Пока она спасла болото. Если отец выздоровеет, она еще что-нибудь придумает. Если же умрет, тогда с этим покончено. Болото навсегда останется в безопасности.
Март сменился апрелем. Через несколько недель Мод должно было исполниться шестнадцать — в этом возрасте маман вышла за отца.
Теперь Мод казалось, что у нее две отдельные жизни. В одной она хозяйка Вэйкс-Энда и руководит ежегодной весенней уборкой: выбиванием ковров, чисткой труб, заменой зимних штор, испачканных сажей, на летние муслиновые. Во второй, параллельной жизни она подозревала отца и, следовательно, жила под одной крышей с убийцей.
Между этими двумя жизнями был огромный разрыв. Промежуточного варианта не было. Либо он убийца, либо нет.
Поскольку отец был все еще прикован к постели, Мод проводила часть дня в его комнате, читая ему вслух «Таймс».
Однажды днем она читала заметку о том, что в Темзе утонул мальчик. Дочитав, она подняла взгляд от газеты:
— Папа, а тебе уже рассказывали, что в ту ночь, когда ты заболел, Джубал Рид упал в канал и утонул?
Не открывая глаз, он повернул голову на подушке:
— Кто?
— Джубал Рид.
Он нахмурился:
— А я его знаю?
— Он жил на болоте.
— Ах да, — сказал отец без особого интереса. — Ну, он наверняка был пьян.
— Да, наверное.
Вскоре после этого Мод извинилась и вышла из комнаты. Добежав до конца коридора, она положила руки на подоконник и уперлась лбом в стекло.
Ее трясло. Смерть Джубала была несчастным случаем. Отец не имел к этому отношения.

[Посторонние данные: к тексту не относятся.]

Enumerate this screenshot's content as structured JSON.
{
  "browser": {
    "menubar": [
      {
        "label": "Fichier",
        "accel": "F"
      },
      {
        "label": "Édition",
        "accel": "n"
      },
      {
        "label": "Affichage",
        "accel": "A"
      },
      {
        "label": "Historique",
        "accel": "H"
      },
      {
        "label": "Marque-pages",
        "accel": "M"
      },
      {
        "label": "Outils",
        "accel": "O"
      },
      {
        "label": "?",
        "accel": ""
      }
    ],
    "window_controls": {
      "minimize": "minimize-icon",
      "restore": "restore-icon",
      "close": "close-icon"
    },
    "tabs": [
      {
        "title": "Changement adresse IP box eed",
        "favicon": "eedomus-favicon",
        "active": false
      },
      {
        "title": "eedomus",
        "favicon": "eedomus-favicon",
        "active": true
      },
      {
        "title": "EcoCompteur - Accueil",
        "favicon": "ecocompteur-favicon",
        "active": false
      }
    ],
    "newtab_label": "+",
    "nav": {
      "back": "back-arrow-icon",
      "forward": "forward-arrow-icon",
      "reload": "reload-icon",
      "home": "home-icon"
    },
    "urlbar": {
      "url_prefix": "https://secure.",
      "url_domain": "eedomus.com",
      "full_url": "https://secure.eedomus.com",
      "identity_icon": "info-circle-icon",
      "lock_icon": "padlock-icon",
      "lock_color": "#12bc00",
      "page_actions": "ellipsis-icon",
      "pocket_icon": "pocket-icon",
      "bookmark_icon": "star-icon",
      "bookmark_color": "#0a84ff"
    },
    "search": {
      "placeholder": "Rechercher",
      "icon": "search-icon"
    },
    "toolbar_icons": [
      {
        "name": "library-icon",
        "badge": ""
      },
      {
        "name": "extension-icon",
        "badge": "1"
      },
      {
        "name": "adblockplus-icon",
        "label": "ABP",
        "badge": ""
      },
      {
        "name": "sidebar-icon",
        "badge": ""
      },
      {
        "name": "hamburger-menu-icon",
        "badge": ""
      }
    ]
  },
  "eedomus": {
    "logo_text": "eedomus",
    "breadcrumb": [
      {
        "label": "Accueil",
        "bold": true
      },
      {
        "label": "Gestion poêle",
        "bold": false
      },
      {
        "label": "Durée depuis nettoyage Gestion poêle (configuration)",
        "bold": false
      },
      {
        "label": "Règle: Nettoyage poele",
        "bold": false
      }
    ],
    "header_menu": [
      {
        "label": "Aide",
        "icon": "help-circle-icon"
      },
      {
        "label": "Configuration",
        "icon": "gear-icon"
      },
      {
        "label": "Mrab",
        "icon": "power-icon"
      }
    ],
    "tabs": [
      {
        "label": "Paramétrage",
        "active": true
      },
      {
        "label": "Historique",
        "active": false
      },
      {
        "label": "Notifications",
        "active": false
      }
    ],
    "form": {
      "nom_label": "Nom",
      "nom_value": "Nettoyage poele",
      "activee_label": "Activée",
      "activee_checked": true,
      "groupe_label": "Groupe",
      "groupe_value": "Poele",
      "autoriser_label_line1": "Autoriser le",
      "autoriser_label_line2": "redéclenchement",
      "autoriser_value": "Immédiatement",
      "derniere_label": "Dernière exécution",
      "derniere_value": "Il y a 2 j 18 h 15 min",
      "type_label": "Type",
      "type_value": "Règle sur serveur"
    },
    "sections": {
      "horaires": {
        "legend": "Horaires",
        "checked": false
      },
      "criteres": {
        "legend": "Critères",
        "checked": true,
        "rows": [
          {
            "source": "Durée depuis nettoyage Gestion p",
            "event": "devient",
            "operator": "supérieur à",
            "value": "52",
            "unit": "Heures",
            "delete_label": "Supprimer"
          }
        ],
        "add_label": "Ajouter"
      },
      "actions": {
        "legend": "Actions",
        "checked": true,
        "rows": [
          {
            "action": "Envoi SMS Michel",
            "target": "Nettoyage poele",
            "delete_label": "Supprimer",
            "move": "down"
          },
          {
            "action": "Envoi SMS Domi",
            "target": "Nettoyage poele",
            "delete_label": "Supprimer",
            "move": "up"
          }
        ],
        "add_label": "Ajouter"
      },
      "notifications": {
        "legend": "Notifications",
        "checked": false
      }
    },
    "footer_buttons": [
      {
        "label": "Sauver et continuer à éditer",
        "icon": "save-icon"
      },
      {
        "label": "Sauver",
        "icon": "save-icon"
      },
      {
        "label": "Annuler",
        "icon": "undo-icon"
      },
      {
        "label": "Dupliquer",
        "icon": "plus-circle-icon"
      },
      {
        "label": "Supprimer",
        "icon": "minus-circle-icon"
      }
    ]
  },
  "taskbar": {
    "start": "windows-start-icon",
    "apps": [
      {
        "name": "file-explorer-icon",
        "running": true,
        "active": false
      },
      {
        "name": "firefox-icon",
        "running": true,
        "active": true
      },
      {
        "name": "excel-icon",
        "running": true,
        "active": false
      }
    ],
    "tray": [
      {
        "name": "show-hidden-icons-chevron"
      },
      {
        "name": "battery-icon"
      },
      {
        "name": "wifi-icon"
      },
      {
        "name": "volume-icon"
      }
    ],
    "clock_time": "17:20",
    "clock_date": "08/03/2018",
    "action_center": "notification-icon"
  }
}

В начале апреля доктор позволил отцу на два часа в день спускаться вниз и отдыхать на софе в гостиной.
К этому времени отец перестал быть образцовым пациентом. Он стал молчалив и мрачен, с ним случались вспышки ярости, если ему слишком долго варили яйцо или подавали чуть теплый чай. Иногда требовал, чтобы Мод читала ему «Таймс» от корки до корки, а иногда говорил, что это все чушь, и велел ей уходить. Однажды пожаловался, что Феликс слишком шумит в саду. Мод стала ходить гулять вместе с братом и добилась от него тишины в обмен на разрешение подержать ее подвеску со стрекозой.
Сестра Лоусон все это время сохраняла невозмутимость. Она была довольна тем, как идет процесс выздоровления отца, и сказала, что дурное настроение — признак улучшения здоровья. Доктор Грейсон потрепал ее по щеке и согласился.
Поскольку отец теперь по несколько часов сидел внизу, у Мод наконец появилось время заглянуть в его дневник, спрятанный в гардеробной. Она понимала, что во время болезни у него было мало шансов что-то писать, так что совсем не удивилась тому, что после записи на Рождество, той, про «ужасную идею», все так же ничего не было.
Но ей уже не казалось важным, что это за идея. Странное поведение отца под Рождество — чучела летучих мышей, соль — теперь выглядело нереальным, словно в сказке. Мод решила, что у него, наверное, уже начиналась кишечная лихорадка.
К первому мая отцу хватало сил проводить час в день в кабинете, но доктор поставил условие, что работать тот не будет, только читать что-то легкое. Он все еще был не в духе, а Мод так и продолжала проверять его записную книжку, но там по-прежнему ничего не было.